De massalegers beschikten als gevolg van de industriële revolutie over immense vernietigingskracht.
Dood op het slagveld was geen handwerk meer, maar een mechanisch en onpersoonlijk proces
geworden waardoor in korte tijd grote aantallen slachtoffers gemaakt konden worden. Deze
vernietigingskracht had paradoxaal genoeg het gevolg dat er geen snelle beslissingen meer
geforceerd konden worden.
Autoritaire politieke systemen bleken niet bestand tegen de eisen van de moderne oorlogvoering. De
nieuwe kaart werd op basis van zelfbeschikking getekend. Het beginsel van zelfbeschikking was
alleen van toepassing als het de geallieerde mogendheden uitkwam. Uiteindelijk was er niemand
tevreden en werden de Parijse vredesverdragen eerder aanleiding voor nieuwe oorlogen dan de basis
voor een vreedzaam Europa. Het beginsel van nationale zelfbeschikking gaf onbedoeld een schijn van
legitimiteit aan uitsluiting, afscheiding, discriminatie en massamoord.
De oorlog was een wereldoorlog, niet omdat er over de hele wereld gevochten werd, maar omdat de
grote mogendheden uit Europa om de wereldhegemonie vochten, die ze allemaal verloren aan de VS.
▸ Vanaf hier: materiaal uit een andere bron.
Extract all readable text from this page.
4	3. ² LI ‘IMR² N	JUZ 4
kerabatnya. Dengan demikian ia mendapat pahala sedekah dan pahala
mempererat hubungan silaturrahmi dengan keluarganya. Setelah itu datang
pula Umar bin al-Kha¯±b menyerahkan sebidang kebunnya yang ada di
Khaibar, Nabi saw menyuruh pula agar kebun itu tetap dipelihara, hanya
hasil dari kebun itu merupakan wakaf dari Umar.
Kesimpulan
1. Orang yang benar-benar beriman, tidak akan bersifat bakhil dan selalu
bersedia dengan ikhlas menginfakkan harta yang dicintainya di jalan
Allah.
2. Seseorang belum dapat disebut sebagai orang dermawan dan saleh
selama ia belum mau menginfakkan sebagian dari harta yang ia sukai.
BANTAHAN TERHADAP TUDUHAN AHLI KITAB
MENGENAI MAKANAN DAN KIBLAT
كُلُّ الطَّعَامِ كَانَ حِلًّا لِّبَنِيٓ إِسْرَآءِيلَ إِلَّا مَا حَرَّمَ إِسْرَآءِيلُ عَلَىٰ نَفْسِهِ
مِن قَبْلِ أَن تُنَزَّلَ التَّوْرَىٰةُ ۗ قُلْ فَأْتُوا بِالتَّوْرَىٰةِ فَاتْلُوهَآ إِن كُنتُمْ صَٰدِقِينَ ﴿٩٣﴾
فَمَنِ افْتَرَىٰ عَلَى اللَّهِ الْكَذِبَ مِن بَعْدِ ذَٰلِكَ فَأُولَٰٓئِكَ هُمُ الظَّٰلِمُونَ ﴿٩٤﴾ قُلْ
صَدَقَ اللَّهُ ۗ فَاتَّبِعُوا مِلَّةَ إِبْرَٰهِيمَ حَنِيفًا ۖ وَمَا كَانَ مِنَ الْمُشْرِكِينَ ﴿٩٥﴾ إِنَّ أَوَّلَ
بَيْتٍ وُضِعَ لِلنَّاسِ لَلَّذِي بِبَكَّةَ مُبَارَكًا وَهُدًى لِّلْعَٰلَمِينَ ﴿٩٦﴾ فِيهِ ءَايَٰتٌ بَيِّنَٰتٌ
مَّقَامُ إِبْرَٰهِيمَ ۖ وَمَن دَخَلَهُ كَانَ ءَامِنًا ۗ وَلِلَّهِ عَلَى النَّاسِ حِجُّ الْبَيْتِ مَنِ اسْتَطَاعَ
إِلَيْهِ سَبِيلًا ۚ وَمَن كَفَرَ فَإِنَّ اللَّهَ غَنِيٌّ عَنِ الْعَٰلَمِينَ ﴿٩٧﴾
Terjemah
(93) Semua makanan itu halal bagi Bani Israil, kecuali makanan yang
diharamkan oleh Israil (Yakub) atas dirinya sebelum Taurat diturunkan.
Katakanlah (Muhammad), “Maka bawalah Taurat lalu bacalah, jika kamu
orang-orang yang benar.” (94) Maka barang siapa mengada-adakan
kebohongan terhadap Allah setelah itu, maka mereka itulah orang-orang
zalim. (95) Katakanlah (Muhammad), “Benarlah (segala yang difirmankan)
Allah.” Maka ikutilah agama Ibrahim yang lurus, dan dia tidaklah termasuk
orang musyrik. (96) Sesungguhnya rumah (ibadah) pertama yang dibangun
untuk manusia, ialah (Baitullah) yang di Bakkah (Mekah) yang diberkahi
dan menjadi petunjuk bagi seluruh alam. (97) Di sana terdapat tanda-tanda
Het leidde tot een economische malaise in Europa waardoor de nieuwe geschapen orde uiterst
kwetsbaar was.
De oorlog was een wereldoorlog, omdat honderdduizenden uit de hele wereld kwamen mee gingen
vechten wat ingrijpende veranderingen zou hebben. Ook bondgenoten van Frankrijk en Engeland
zouden uit eigen machtspolitieke belangen troepen sturen. De oorlog leidde tot nationale
bewustwording en dus tot het machtsverval van de Europese koloniale mogendheden.
De oorlog werd gepresenteerd als een korte, triomfale oorlog, maar dit bleek niet het geval. Het zou
een einde aan alle oorlogen maken, maar het was de basis voor een volgende. De wereld zou veilig
gemaakt worden voor democratie, maar effende de weg voor totalitaire regimes van extreem rechts en
extreem links. Politiek geweld was niet langer een taboe en de scheidslijn tussen strijd tegen een
e
vijand in binnenland of buitenland was verdwenen. De Verlichtingsidealen van de 19 eeuw hadden
e
plaatsgemaakt voor de 20 eeuw met haar totalitaire gewelddadigheid. Opmerkelijk is dan ook dat de
gevolgen al voorzien werden door verschillende tijdgenoten.
De Julicrisis van 1914
De Eerste Wereldoorlog was niet onvermijdelijk. De vraag is niet waarom de oorlog uitbrak, maar
waarom het niet lukte om zoals de jaren ervoor de vrede te bewaren. Alle Europese mogendheden
waren volgens Hollweg vredesgezind, maar de stappen die politici zetten resulteerden in de oorlog.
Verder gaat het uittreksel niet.